Mission quality, variety and purpose here is far and away the best of the series thus far, in fact, I'd go as far as to say there are no letdowns. The worst a sortie gets in 'Armored Core 3' is forgettable, and even then not frequently. The variety of Areas have been sorted in conceptual factors by the separate sections of the game's new setting, the underground city of Layered. Yes, this is a reboot trying to retell the same story, but it does so with so much more specificity in world building. The 'Armored Core' of 97' was by no means bad at this element, with its cold writing, barren locations and dehumanised presentation, but '3' achieves such things with more compelling premise of an AI controlled, lulled civilisation, like 'Arx Fatalis' by way of 'The Matrix', and defined mission locations that give character to each descending level of Layered to better inform how life there truly comes together. This means each level possess an inherent attribute of environmental storytelling that is so accessible to inference; the highest level is a nature deck featuring what appear to be falsified ecosystems, hosting a few personal favourite missions such as the bossfight mentioned before as well as a thrilling thievery operation on a sunken ship. Beneath this layer though is the more residential city areas, banal transit places like highways and mazes of grey-guarded roads where one mission asks you to quite literally just be a big annoying robot to lure out security forces in your disruption of the vapid commute. The game skips the commercial and jets straight for the appropriately industrial in the lowest layers, giving a genuine and well textured feeling of progressing more forward to the predictable threat of the AI Controller gone amuck in the metal heart of the city.

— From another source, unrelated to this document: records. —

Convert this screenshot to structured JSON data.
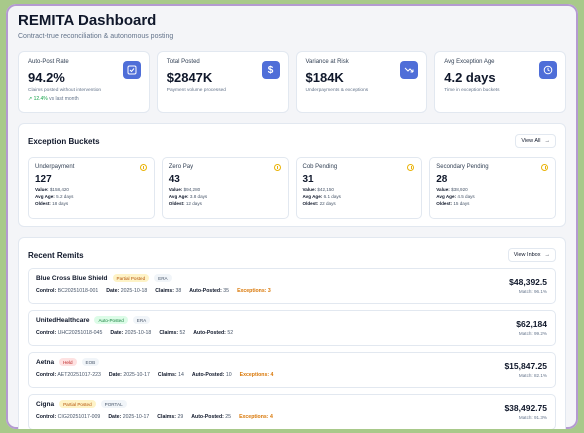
{
  "header": {
    "title": "REMITA Dashboard",
    "subtitle": "Contract-true reconciliation & autonomous posting"
  },
  "kpis": [
    {
      "label": "Auto-Post Rate",
      "value": "94.2%",
      "desc": "Claims posted without intervention",
      "trend": "↗ 12.4%",
      "trend_rest": "vs last month",
      "icon": "check-icon"
    },
    {
      "label": "Total Posted",
      "value": "$2847K",
      "desc": "Payment volume processed",
      "icon": "dollar-icon"
    },
    {
      "label": "Variance at Risk",
      "value": "$184K",
      "desc": "Underpayments & exceptions",
      "icon": "trend-down-icon"
    },
    {
      "label": "Avg Exception Age",
      "value": "4.2 days",
      "desc": "Time in exception buckets",
      "icon": "clock-icon"
    }
  ],
  "exceptions": {
    "title": "Exception Buckets",
    "view_all": "View All",
    "buckets": [
      {
        "name": "Underpayment",
        "count": "127",
        "value": "$158,420",
        "avg_age": "5.2 days",
        "oldest": "18 days"
      },
      {
        "name": "Zero Pay",
        "count": "43",
        "value": "$94,280",
        "avg_age": "3.8 days",
        "oldest": "12 days"
      },
      {
        "name": "Cob Pending",
        "count": "31",
        "value": "$42,150",
        "avg_age": "6.1 days",
        "oldest": "22 days"
      },
      {
        "name": "Secondary Pending",
        "count": "28",
        "value": "$38,920",
        "avg_age": "4.5 days",
        "oldest": "15 days"
      }
    ],
    "labels": {
      "value": "Value:",
      "avg_age": "Avg Age:",
      "oldest": "Oldest:"
    }
  },
  "remits": {
    "title": "Recent Remits",
    "view_inbox": "View Inbox",
    "labels": {
      "control": "Control:",
      "date": "Date:",
      "claims": "Claims:",
      "auto": "Auto-Posted:",
      "exceptions": "Exceptions:"
    },
    "items": [
      {
        "payer": "Blue Cross Blue Shield",
        "status": "Partial Posted",
        "status_class": "b-partial",
        "type": "ERA",
        "control": "BC20251018-001",
        "date": "2025-10-18",
        "claims": "38",
        "auto": "35",
        "exceptions": "3",
        "amount": "$48,392.5",
        "match": "Match: 96.1%"
      },
      {
        "payer": "UnitedHealthcare",
        "status": "Auto-Posted",
        "status_class": "b-auto",
        "type": "ERA",
        "control": "UHC20251018-045",
        "date": "2025-10-18",
        "claims": "52",
        "auto": "52",
        "exceptions": "",
        "amount": "$62,184",
        "match": "Match: 99.2%"
      },
      {
        "payer": "Aetna",
        "status": "Held",
        "status_class": "b-held",
        "type": "EOB",
        "control": "AET20251017-223",
        "date": "2025-10-17",
        "claims": "14",
        "auto": "10",
        "exceptions": "4",
        "amount": "$15,847.25",
        "match": "Match: 82.1%"
      },
      {
        "payer": "Cigna",
        "status": "Partial Posted",
        "status_class": "b-partial",
        "type": "PORTAL",
        "control": "CIG20251017-009",
        "date": "2025-10-17",
        "claims": "29",
        "auto": "25",
        "exceptions": "4",
        "amount": "$38,492.75",
        "match": "Match: 91.3%"
      }
    ]
  }
}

While maybe a trite advancement in the narrative, the motivations of the AI antagonist are positively not so, perhaps those who played 'Master of Arena' will recognise the beat being revised here, but a creature of automation manufacturing jet fueled, commercially militant violence in the light of it's hopelessness at the prospect of humanity seeing anything other than the metal funnel they meander submissively in under-earth is so elegant a connection to the broader themes properly initiated in 2000s 'Armored Core 2' that it makes the enchanting final cutscene of '3' all the more a perfect closure, in brutally harmonic correlation with the instances of fellow Ravens turning against you when the winds of change that follow you brush past their tender feathers. Truly one of the studio's greats, and a daring stage set for the future.